Method for dephosphorizing molten steel in LF refining process

Technical Field

The invention belongs to the field of steelmaking, and relates to a molten steel dephosphorization method in an LF refining process.

Background

Phosphorus is a harmful element in steel, can improve the strength of the steel by a small amount, but greatly reduces the plasticity and the toughness of the steel and increases the sensitivity of welding cracks. Meanwhile, phosphorus is easy to segregate, so that the banded structure of steel is aggravated, and the influence on the performance of the steel is great, so that the lower the phosphorus content is, the better the phosphorus content is, in the smelting process of most of steel, but P in molten steel is difficult to effectively remove due to the restriction of various factors in the smelting process. According to the statistics of relevant data, the content of phosphorus in molten steel is difficult to remove to be less than 100ppm in most cases, and the low-temperature performance yield of steel products with high requirements on low-temperature toughness is seriously influenced. At present, most iron and steel enterprises dephosphorize in the converter process, LF refining mainly has the functions of molten steel temperature rise, desulfurization, component fine adjustment and molten steel cleanliness improvement, and phosphorus content in the LF refining process cannot be removed and is partially increased.

Chinese patent document CN 112195309A (202010870303.4) discloses a LF furnace smelting process with deep dephosphorization function. The patent mainly controls the oxygen partial pressure of the steel slag interface and P in molten steel by adding a reduction dephosphorization agent and utilizing LF reducing atmosphere ³⁺ Further deep threshing. The patent adopts reductive dephosphorization, and has high cost and difficult operation.
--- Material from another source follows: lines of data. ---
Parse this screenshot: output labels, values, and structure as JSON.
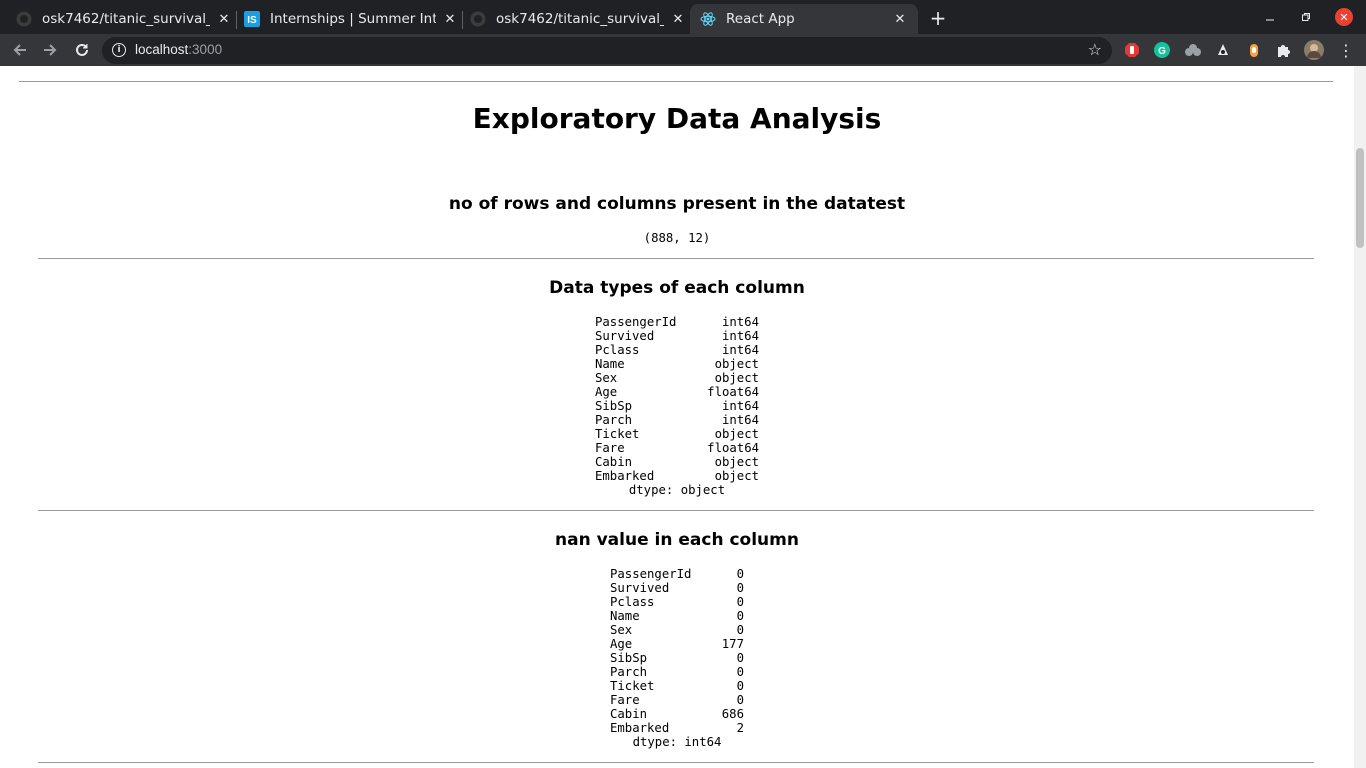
{
  "browser": {
    "tabs": [
      {
        "title": "osk7462/titanic_survival_",
        "icon": "github-icon"
      },
      {
        "title": "Internships | Summer Inte",
        "icon": "internshala-icon"
      },
      {
        "title": "osk7462/titanic_survival_",
        "icon": "github-icon"
      },
      {
        "title": "React App",
        "icon": "react-icon"
      }
    ],
    "new_tab": "+",
    "url_host": "localhost",
    "url_port": ":3000",
    "extensions": [
      "adblock-icon",
      "grammarly-icon",
      "extension-icon",
      "extension-icon",
      "extension-icon",
      "puzzle-icon",
      "profile-avatar"
    ]
  },
  "main": {
    "title": "Exploratory Data Analysis",
    "shape_section": {
      "heading": "no of rows and columns present in the datatest",
      "value": "(888, 12)"
    },
    "dtypes_section": {
      "heading": "Data types of each column",
      "rows": [
        {
          "name": "PassengerId",
          "value": "int64"
        },
        {
          "name": "Survived",
          "value": "int64"
        },
        {
          "name": "Pclass",
          "value": "int64"
        },
        {
          "name": "Name",
          "value": "object"
        },
        {
          "name": "Sex",
          "value": "object"
        },
        {
          "name": "Age",
          "value": "float64"
        },
        {
          "name": "SibSp",
          "value": "int64"
        },
        {
          "name": "Parch",
          "value": "int64"
        },
        {
          "name": "Ticket",
          "value": "object"
        },
        {
          "name": "Fare",
          "value": "float64"
        },
        {
          "name": "Cabin",
          "value": "object"
        },
        {
          "name": "Embarked",
          "value": "object"
        }
      ],
      "dtype": "dtype: object"
    },
    "nan_section": {
      "heading": "nan value in each column",
      "rows": [
        {
          "name": "PassengerId",
          "value": "0"
        },
        {
          "name": "Survived",
          "value": "0"
        },
        {
          "name": "Pclass",
          "value": "0"
        },
        {
          "name": "Name",
          "value": "0"
        },
        {
          "name": "Sex",
          "value": "0"
        },
        {
          "name": "Age",
          "value": "177"
        },
        {
          "name": "SibSp",
          "value": "0"
        },
        {
          "name": "Parch",
          "value": "0"
        },
        {
          "name": "Ticket",
          "value": "0"
        },
        {
          "name": "Fare",
          "value": "0"
        },
        {
          "name": "Cabin",
          "value": "686"
        },
        {
          "name": "Embarked",
          "value": "2"
        }
      ],
      "dtype": "dtype: int64"
    }
  }
}
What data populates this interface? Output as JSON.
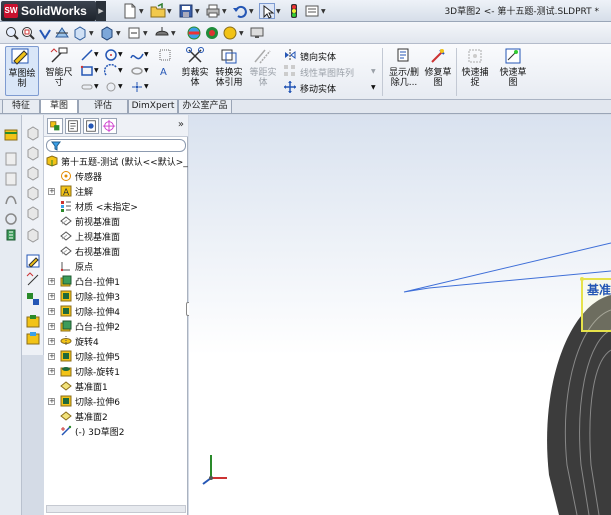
{
  "app": {
    "brand": "SolidWorks",
    "logo_mark": "SW",
    "document_title": "3D草图2 <- 第十五题-测试.SLDPRT *"
  },
  "quick_access": [
    "new-icon",
    "open-icon",
    "save-icon",
    "print-icon",
    "undo-icon",
    "select-arrow-icon",
    "rebuild-icon",
    "options-icon"
  ],
  "view_toolbar": [
    "zoom-fit-icon",
    "zoom-area-icon",
    "previous-view-icon",
    "section-view-icon",
    "view-orientation-icon",
    "display-style-icon",
    "hide-show-icon",
    "edit-appearance-icon",
    "apply-scene-icon",
    "view-settings-icon"
  ],
  "command_manager": {
    "sketch": "草图绘\n制",
    "smart_dimension": "智能尺\n寸",
    "trim": "剪裁实\n体",
    "convert": "转换实\n体引用",
    "offset": "等距实\n体",
    "mirror": "镜向实体",
    "linear_pattern": "线性草图阵列",
    "move": "移动实体",
    "display_delete": "显示/删\n除几...",
    "repair": "修复草\n图",
    "quick_snap": "快速捕\n捉",
    "rapid_sketch": "快速草\n图"
  },
  "tabs": [
    {
      "label": "特征",
      "active": false
    },
    {
      "label": "草图",
      "active": true
    },
    {
      "label": "评估",
      "active": false
    },
    {
      "label": "DimXpert",
      "active": false
    },
    {
      "label": "办公室产品",
      "active": false
    }
  ],
  "feature_tree": {
    "root": "第十五题-测试 (默认<<默认>_",
    "items": [
      {
        "label": "传感器",
        "icon": "sensor-icon",
        "expandable": false
      },
      {
        "label": "注解",
        "icon": "annotations-icon",
        "expandable": true
      },
      {
        "label": "材质 <未指定>",
        "icon": "material-icon",
        "expandable": false
      },
      {
        "label": "前视基准面",
        "icon": "plane-icon",
        "expandable": false
      },
      {
        "label": "上视基准面",
        "icon": "plane-icon",
        "expandable": false
      },
      {
        "label": "右视基准面",
        "icon": "plane-icon",
        "expandable": false
      },
      {
        "label": "原点",
        "icon": "origin-icon",
        "expandable": false
      },
      {
        "label": "凸台-拉伸1",
        "icon": "extrude-boss-icon",
        "expandable": true
      },
      {
        "label": "切除-拉伸3",
        "icon": "extrude-cut-icon",
        "expandable": true
      },
      {
        "label": "切除-拉伸4",
        "icon": "extrude-cut-icon",
        "expandable": true
      },
      {
        "label": "凸台-拉伸2",
        "icon": "extrude-boss-icon",
        "expandable": true
      },
      {
        "label": "旋转4",
        "icon": "revolve-icon",
        "expandable": true
      },
      {
        "label": "切除-拉伸5",
        "icon": "extrude-cut-icon",
        "expandable": true
      },
      {
        "label": "切除-旋转1",
        "icon": "revolve-cut-icon",
        "expandable": true
      },
      {
        "label": "基准面1",
        "icon": "ref-plane-icon",
        "expandable": false
      },
      {
        "label": "切除-拉伸6",
        "icon": "extrude-cut-icon",
        "expandable": true
      },
      {
        "label": "基准面2",
        "icon": "ref-plane-icon",
        "expandable": false
      },
      {
        "label": "(-) 3D草图2",
        "icon": "3d-sketch-icon",
        "expandable": false
      }
    ]
  },
  "graphics": {
    "plane_label": "基准"
  },
  "colors": {
    "accent_blue": "#3f6fd8",
    "sketch_yellow": "#e6e24a",
    "model_dark": "#3c3c3c",
    "brand_red": "#c8102e"
  }
}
In addition, according to the descriptions of the patent examples 1 to 3, the method further performs LF reduction deep dephosphorization after depp treatment and RH treatment immediately after the tapping in the converter, and the process is complicated and high in cost, and is not suitable for popularization and use in the smelting of general steel.

Chinese patent document CN105039647A (201510348833.1) discloses a dephosphorization refining method of an LF furnace, which comprises the following steps: (1) After molten steel enters an LF furnace, a ladle bottom blowing pipe and an external oxygen source are connected, bottom blowing oxygen is switched to an argon source after 40-42 s, and argon is bottom blown in the whole refining process; (2) power transmission and slagging: adding the following slag making materials before power transmission: 9 to 10Kg/t of converter particle steel, 1.5 to 2.8Kg/t of ore and 2Kg/t of fluorite are conveyed to the furnace slag for thorough melting; the converter granulated steel is crushed particles after the converter end-point slag returns to natural cooling, and the main components of the converter granulated steel are CaO 45-49 percent, feO 14-20 percent and impurities in percentage by mass; (3) After the slag is completely melted, the power is cut off, the flow of bottom blowing argon is increased to 800-850 NL/min, the gas is adopted for stirring for 10-15 min, 1-1.5 Kg/t of converter particle steel, 1-1.5 Kg/t of ore and 1Kg/t of fluorite powder are added in the stirring process and spread to the slag layer for dephosphorization; (4) After dephosphorization is finished, 1.5-2 Kg/t of lime is added to prevent rephosphorization. However, the method of controlling dephosphorization by changing the slagging method is poor in operability and low in dephosphorization rate which is only 16%.

Disclosure of Invention

The invention provides a novel molten steel dephosphorization method in an LF refining process, aiming at the problem of difficult dephosphorization in the LF refining process in the prior art. The method is reasonable, the production process is simple to control, the dephosphorization efficiency is high, the effect is good, and the product quality is stable.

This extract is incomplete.